The baby boomers’ march into retirement is a major demographic trend that naturally attracts research. The following studies of pre retirees’ and retirees’ attitudes and behaviors provide interesting insights that can benefit your retirement advisory work with clients.
Redefining retirement
You’ve probably noticed more of your clients expressing a wish to continue working in some capacity past the “normal” retirement age. Their motivations will vary, but their desire to keep working is part of a growing trend.
In August and September 2013 the Associated Press-NORC Center for Public Affairs Research surveyed more than 1,000 U.S. adults ages 50 and over. The survey confirmed an ongoing shift in Americans’ ideas about retirement and found that workers are retiring later and are often not retiring completely.
The line between working and retirement is shifting for Americans ages 50 and older, with many currently or expecting to continue working for pay during retirement. Among those who are working and not yet retired, 47 percent said it was very likely that they will do some work for pay during their retirement and another 35 percent said it is somewhat likely. Respondents gave both financial and nonfinancial reasons for their plans.

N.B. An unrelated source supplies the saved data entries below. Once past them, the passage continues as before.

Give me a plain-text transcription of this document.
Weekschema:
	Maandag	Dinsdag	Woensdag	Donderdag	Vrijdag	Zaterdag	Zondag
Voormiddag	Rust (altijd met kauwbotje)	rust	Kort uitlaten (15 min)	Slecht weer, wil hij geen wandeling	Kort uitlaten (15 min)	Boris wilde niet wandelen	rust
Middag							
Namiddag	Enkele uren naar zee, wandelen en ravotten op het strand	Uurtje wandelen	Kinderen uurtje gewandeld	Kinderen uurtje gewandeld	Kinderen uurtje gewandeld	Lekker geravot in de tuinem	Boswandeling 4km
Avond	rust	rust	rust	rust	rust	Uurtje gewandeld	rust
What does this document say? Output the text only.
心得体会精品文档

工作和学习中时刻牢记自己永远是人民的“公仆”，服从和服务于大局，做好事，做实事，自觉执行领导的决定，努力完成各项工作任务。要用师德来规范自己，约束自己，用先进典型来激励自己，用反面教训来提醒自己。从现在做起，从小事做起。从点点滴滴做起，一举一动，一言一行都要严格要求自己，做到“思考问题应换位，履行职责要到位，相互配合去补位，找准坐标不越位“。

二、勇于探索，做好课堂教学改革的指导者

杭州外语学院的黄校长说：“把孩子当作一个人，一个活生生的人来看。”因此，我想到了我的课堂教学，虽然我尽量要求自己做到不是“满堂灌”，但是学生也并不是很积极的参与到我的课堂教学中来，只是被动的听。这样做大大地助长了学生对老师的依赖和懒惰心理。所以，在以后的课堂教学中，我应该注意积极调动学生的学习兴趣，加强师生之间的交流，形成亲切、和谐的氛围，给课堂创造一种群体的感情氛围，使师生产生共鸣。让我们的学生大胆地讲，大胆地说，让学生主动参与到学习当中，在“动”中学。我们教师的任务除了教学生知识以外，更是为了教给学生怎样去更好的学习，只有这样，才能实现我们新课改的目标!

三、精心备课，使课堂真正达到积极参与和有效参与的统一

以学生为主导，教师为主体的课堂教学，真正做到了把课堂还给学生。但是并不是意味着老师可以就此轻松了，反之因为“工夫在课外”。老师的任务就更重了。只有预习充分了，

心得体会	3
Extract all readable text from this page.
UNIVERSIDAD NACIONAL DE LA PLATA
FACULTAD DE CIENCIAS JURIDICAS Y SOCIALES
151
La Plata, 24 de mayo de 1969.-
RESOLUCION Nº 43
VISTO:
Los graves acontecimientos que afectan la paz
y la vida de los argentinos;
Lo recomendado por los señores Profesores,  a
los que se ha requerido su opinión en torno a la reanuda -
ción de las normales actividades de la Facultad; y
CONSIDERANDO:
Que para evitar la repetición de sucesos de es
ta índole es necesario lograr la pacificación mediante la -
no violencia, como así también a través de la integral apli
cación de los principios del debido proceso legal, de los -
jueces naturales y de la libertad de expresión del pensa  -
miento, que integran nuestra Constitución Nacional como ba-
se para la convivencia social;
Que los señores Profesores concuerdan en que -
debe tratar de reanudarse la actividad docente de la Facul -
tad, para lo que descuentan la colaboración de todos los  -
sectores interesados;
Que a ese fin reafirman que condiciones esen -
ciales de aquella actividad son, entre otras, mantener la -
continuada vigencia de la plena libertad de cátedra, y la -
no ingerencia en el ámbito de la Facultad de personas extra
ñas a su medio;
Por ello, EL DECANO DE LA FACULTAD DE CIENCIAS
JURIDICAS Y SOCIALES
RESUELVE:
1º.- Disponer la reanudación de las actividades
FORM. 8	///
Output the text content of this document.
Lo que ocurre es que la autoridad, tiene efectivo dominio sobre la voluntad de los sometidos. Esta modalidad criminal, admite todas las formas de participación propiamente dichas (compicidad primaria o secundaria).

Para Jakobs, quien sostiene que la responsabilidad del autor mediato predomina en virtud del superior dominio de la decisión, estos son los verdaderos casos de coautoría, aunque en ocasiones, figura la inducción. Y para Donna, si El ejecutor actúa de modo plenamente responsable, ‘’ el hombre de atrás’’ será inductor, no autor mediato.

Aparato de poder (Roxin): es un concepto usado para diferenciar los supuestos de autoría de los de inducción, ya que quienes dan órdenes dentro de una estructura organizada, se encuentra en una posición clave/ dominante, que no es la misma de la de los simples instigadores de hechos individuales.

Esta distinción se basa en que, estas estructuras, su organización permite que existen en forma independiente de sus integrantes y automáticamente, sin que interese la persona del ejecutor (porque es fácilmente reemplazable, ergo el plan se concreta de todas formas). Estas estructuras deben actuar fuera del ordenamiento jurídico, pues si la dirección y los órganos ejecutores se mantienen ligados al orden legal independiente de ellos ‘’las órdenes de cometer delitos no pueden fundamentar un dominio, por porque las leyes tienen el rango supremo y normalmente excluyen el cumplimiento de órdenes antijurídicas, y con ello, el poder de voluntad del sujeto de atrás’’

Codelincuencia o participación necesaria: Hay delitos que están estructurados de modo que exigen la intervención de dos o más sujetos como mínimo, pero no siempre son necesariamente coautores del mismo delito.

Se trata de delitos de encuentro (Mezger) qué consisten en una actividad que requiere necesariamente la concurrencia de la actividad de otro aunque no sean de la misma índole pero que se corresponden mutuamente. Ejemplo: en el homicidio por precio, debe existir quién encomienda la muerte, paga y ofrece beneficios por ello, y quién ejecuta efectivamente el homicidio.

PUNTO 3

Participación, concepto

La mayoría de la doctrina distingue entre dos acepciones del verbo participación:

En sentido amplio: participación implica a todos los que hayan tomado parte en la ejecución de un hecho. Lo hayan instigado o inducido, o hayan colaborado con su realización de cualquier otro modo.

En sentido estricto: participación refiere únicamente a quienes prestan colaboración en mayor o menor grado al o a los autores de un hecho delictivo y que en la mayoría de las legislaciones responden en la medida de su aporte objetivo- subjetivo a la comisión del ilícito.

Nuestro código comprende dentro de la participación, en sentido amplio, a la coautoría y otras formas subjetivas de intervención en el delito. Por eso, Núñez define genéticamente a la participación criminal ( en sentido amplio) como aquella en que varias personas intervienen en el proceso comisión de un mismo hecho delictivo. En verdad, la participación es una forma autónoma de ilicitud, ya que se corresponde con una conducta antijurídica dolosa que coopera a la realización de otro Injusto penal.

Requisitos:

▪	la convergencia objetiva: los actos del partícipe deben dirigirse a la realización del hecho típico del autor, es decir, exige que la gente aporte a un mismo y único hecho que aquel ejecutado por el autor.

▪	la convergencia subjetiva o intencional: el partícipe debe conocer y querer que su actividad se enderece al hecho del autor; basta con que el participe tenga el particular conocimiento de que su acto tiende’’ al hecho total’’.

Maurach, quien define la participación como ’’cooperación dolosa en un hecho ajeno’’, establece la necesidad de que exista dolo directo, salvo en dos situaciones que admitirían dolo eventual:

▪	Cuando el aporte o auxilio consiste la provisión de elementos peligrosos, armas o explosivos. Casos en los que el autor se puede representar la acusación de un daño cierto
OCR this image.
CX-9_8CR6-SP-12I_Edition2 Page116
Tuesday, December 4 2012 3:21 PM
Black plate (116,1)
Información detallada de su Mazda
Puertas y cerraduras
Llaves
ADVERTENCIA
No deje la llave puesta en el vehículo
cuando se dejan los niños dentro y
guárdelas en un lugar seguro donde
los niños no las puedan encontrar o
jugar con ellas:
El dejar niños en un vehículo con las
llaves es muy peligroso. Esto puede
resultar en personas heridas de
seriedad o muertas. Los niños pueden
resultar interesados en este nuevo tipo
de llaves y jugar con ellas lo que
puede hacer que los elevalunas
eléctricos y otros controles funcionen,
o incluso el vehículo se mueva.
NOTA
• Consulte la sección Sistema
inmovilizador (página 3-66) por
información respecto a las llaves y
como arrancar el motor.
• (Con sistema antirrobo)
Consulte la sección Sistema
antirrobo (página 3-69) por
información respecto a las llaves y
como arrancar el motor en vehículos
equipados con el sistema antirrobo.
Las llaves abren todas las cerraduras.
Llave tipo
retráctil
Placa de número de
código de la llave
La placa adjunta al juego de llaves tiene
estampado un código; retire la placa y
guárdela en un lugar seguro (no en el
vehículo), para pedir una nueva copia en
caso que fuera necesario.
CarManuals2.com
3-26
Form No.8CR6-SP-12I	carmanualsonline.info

Matt Sedensky, a Fellow at the Associate Press-NORC Center for Public Affairs Research in Chicago and one of the study’s co-authors, notes that it’s been known for some time that the retirement age was moving higher. The study helped put a number on that trend, however.
“I think it was very interesting to be able to quantify that we’re seeing the line between work and retirement blurring,” he said. “More than 80 percent of the workers in our study said they’re at least somewhat likely to work for pay even after so-called retirement. So, we’re seeing people trickle down their hours, leave the workforce and re-enter the workforce, you know, take on a whole new career. We’re seeing all different variations of it, but what’s coming across pretty clearly is that this word ‘retirement’ is being redefined.”
The average retirement age has shifted since the beginning of the Great Recession in December 2007. Among those who reported retiring before the Great Recession, the retirement average age was 57. That age increased to 62 after the recession. The authors concluded this trend is likely due to a combination of diminished retirement savings during the bear market and lengthening life spans. But a look back at history shows that working later in life is not a new phenomena, Sedensky said. In the early part of the 20th century, the average retirement age of men was about 73, so it’s not unheard of to have people working to 67 or 68.
Although your older clients might be interested in and willing to keep working, the study found that they face age-related challenges, both on the job and in landing a new position. The unemployment stats support this finding. While the overall unemployment rate is relatively lower among older age groups, long-term unemployment is much higher. For workers who lose their job after age 50 and try to find employment with comparable income, “it’s just insurmountable for many of them,” he says.
Overall, 20 percent of people 50 or older say they have personally experienced prejudice or discrimination because of their age in the job market or at work since turning 50, including being passed over for a raise, promotion or chance to get ahead; receiving certain unwanted assignments; or being denied access to training or the opportunity to acquire new skills because of their age.